Herkes gibi Peygamberimiz (sas) de şaka yapar, lâtifeli konuşur, ama hiçbir zaman yalan söylemezdi. Çünkü şaka yollu da olsa, yalan yalandır. Bunun yanında, Peygamberimiz (sas) insanlarla alay etmez, hafife almaz, dalga geçmez, küçük düşürmez, mahcup etmez, zor durumda bırakmaz, “işletme” gibi olumsuz tavırları hoş karşılamazdı.
Peygamberimiz (sas)’in yaptığı şakalar yerli yerinde ve mesaj doluydu. Lüzumsuz ve yersiz değildi. Daha çok gönül alıcı ve sevindirici şakalar yapardı. Çocuklarla, hanımlarıyla, yaşlı ve kimsesiz kişilerle şakalaşması bu türdendi.

BU KÖLEYİ SATIYORUM, VAR MI ALAN!
Peygamberimiz (sas)’in bir latifesini Enes bin Mâlik’ten dinleyelim:
“Çöl halkından Zahir adında bir adam vardı. Peygamberimiz, Zahir’i çok severdi. Zahir, yaratılış itibariyle fiziksel yönü çok hoş değildi.

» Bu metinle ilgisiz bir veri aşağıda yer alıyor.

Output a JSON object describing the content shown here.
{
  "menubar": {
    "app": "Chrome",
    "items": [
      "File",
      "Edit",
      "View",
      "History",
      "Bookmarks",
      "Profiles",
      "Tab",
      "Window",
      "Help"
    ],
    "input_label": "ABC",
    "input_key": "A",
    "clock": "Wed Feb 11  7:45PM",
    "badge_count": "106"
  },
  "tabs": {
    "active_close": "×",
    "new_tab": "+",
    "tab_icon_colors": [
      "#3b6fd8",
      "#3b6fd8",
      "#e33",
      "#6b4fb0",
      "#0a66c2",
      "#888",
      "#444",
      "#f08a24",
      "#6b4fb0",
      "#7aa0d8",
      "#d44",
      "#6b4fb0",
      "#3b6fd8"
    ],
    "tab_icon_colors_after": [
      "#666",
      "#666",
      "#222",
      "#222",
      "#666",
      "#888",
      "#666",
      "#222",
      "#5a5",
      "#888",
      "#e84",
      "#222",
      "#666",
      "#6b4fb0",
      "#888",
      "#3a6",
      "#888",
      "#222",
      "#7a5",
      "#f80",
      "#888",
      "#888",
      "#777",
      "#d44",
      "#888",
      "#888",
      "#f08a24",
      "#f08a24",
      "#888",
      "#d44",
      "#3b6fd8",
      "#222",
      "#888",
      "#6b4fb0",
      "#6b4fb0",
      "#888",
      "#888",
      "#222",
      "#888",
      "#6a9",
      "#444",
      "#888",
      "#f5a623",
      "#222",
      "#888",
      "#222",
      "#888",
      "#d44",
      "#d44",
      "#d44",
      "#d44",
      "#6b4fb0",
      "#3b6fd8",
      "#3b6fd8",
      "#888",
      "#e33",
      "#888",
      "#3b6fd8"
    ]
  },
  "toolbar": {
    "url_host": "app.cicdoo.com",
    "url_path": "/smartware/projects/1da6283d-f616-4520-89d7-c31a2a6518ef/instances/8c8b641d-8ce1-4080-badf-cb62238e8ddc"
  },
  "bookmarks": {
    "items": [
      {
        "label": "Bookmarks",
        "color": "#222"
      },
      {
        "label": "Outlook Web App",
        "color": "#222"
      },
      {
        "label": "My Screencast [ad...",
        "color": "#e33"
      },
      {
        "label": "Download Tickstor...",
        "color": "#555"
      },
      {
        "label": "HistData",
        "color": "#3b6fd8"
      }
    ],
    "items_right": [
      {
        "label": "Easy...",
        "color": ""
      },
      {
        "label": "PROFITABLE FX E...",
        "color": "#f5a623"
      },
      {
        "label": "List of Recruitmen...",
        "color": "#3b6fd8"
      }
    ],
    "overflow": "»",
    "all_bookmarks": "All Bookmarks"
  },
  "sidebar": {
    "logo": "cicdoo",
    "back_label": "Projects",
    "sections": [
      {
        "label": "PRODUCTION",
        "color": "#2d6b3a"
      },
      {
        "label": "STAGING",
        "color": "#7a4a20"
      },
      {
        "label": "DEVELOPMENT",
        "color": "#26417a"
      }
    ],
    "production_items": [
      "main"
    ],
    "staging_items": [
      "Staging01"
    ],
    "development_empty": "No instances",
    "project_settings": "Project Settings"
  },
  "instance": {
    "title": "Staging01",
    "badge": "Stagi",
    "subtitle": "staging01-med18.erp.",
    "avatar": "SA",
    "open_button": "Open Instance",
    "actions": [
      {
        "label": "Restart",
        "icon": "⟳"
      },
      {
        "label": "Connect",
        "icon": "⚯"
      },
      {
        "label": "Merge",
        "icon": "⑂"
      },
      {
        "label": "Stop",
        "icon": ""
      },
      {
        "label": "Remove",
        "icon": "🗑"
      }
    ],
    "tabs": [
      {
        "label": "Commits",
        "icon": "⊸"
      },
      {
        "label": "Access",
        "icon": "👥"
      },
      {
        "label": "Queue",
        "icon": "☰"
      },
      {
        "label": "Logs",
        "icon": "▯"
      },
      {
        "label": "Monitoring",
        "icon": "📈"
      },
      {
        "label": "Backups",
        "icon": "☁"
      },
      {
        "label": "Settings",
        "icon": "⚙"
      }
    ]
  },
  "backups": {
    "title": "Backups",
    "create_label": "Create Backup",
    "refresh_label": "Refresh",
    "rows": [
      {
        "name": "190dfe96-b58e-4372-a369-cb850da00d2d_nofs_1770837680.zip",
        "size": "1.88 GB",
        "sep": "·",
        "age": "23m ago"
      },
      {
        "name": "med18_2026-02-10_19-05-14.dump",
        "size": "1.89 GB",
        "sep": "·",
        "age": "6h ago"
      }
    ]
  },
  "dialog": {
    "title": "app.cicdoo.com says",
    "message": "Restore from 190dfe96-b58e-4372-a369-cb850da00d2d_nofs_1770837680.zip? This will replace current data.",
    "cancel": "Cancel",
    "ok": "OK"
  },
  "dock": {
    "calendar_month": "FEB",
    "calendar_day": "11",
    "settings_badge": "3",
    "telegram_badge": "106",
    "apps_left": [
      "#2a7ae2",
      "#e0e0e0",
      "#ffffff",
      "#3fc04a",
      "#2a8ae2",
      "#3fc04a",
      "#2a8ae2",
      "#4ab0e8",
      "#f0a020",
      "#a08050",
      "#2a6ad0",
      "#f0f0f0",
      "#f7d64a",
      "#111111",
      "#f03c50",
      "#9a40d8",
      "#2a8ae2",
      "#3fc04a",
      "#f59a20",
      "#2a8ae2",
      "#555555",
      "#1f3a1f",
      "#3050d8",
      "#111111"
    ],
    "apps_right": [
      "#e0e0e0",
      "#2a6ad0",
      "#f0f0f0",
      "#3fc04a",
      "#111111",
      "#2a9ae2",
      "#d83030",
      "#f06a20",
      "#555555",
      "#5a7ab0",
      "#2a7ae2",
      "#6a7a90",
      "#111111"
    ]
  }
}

Bir gün pazarda çölden getirdiği malları satmaya çalıştığı bir sırada Peygamber Efendimiz gitti, sessizce yaklaştı, Zahir’i arkasından kucakladı ve elleriyle gözlerini kapadı. Zahir, tutanın kim olduğunu göremiyordu. “Tutan kimse bıraksın” diye çabalamaya başladı. Bu arada göz ucuyla arkasındaki kişinin Efendimiz olduğunu anlayınca sırtını Peygamberimiz’in göğsüne iyice dayamaya başladı. Zahir’in bu neşeli hareketinden hoşlanan Peygamber Efendimiz yüksek sesle:
- Bu köleyi satıyorum, var mı alan, diye seslenmeye başladı. Zahir boynu bükük, mahzun bir halde:
- Yâ Resulallah, benim gibi değersiz bir köleye vallahi kuruş veren olmaz, deyince Peygamber Efendimiz: “Hayır, yâ Zahir, sen Allah katında hiç de değersiz değilsin” buyurdu.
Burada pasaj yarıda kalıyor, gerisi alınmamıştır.